The two had met at a swing dance group in Hartford, Connecticut, and quickly became friends before dating.
"I had planned to ask her on Dec. 23, 2016," the groom, Dave Mosher, 35, told ABC News of the proposal. "That morning we had gone to the doctor after she had found a lump on her breast."
A biopsy confirmed that Heather Mosher indeed had breast cancer, but Dave Mosher wasn't deterred.
"Now more than ever, I needed for her to know that she’s not going to do this alone," he recalled.

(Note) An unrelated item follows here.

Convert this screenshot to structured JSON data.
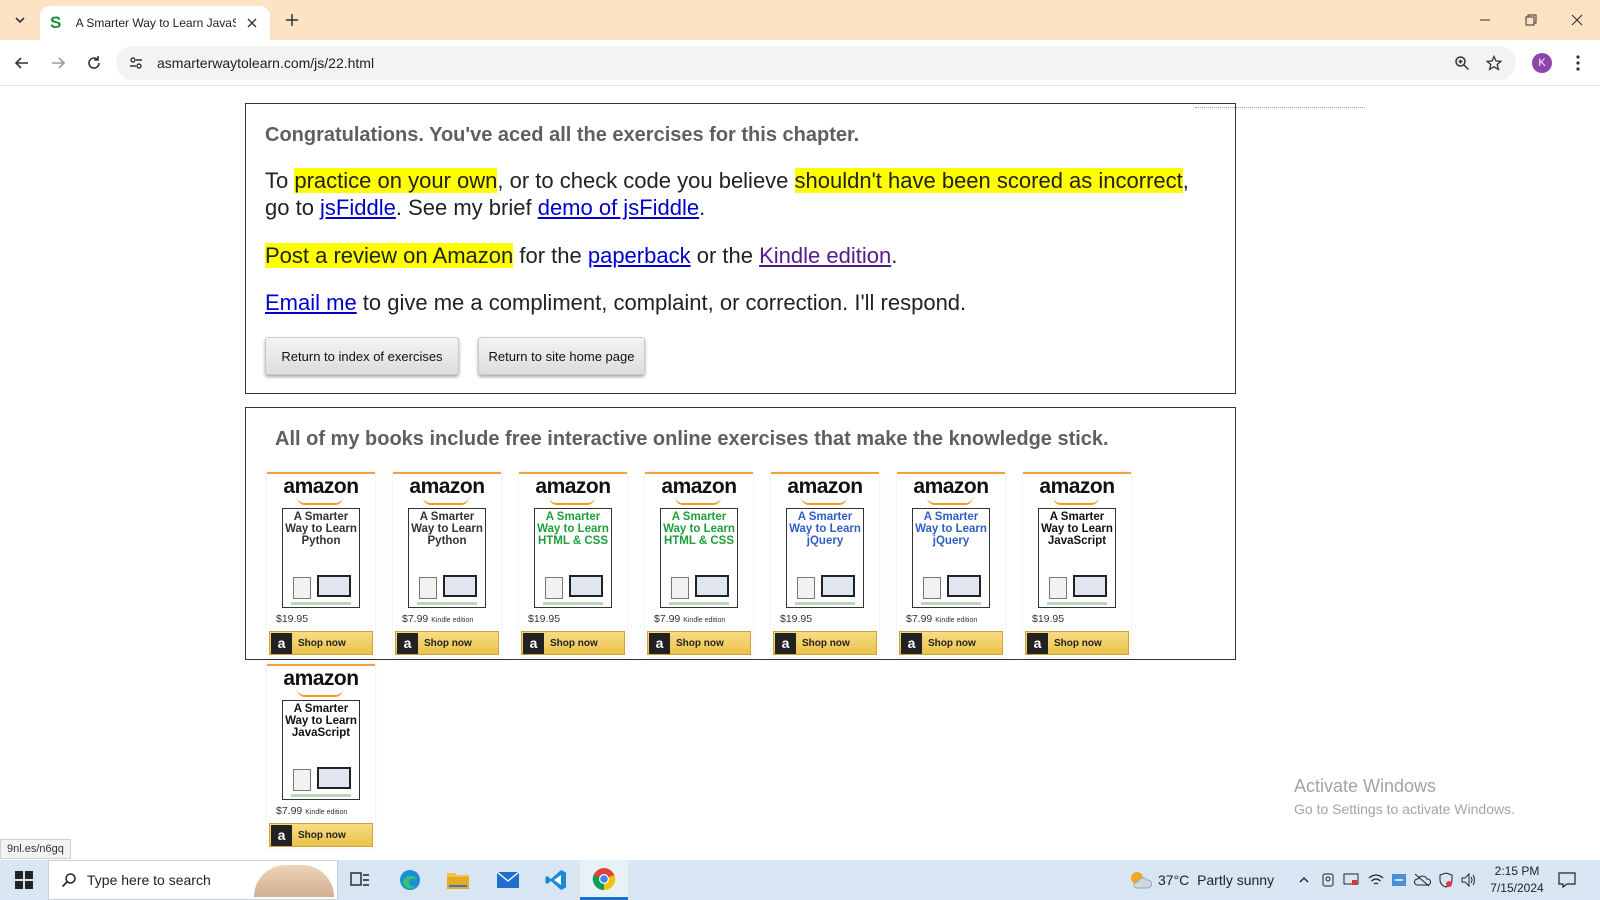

"When you’re with your great love ... it’s like trying to separate your arm from your body, you can’t do it. You’re connected. She was my girl," Dave Mosher added, choking up.
While enduring two rounds of chemotherapy and two surgeries, Heather and Dave Mosher planned their nuptials. They were originally set for Dec. 30 -- that is until Heather Mosher's doctor suggested the couple wed "sooner rather than later," the groom said.
The couple exchanged vows in front of family and friends inside St. Francis Hospital in Hartford, Connecticut, on Dec. 22. Heather Mosher, who was on life support, lay in bed, wearing a wig, a wedding dress and jewelry.
Heather Mosher's friend, photographer Christina Karas, was one of her bridesmaids. The two became close friends after meeting in the same swinging dance group four years ago.
"She was dying and it was clear while we were all there that these were the last moments of her life," Karas, 36, told ABC News. "She held on to stay alive for the wedding ... a wedding to the man of her dreams."
Dave Mosher noted, "Some of her last words were her vows."
On the day the couple had initially planned to marry, Dec. 30, the family is instead holding a funeral for Heather Mosher. The coincidence was not intentional, her husband said.
"It was just like surreal because I’m supposed to be exchanging vows to her and here I am saying goodbye," Dave Mosher added.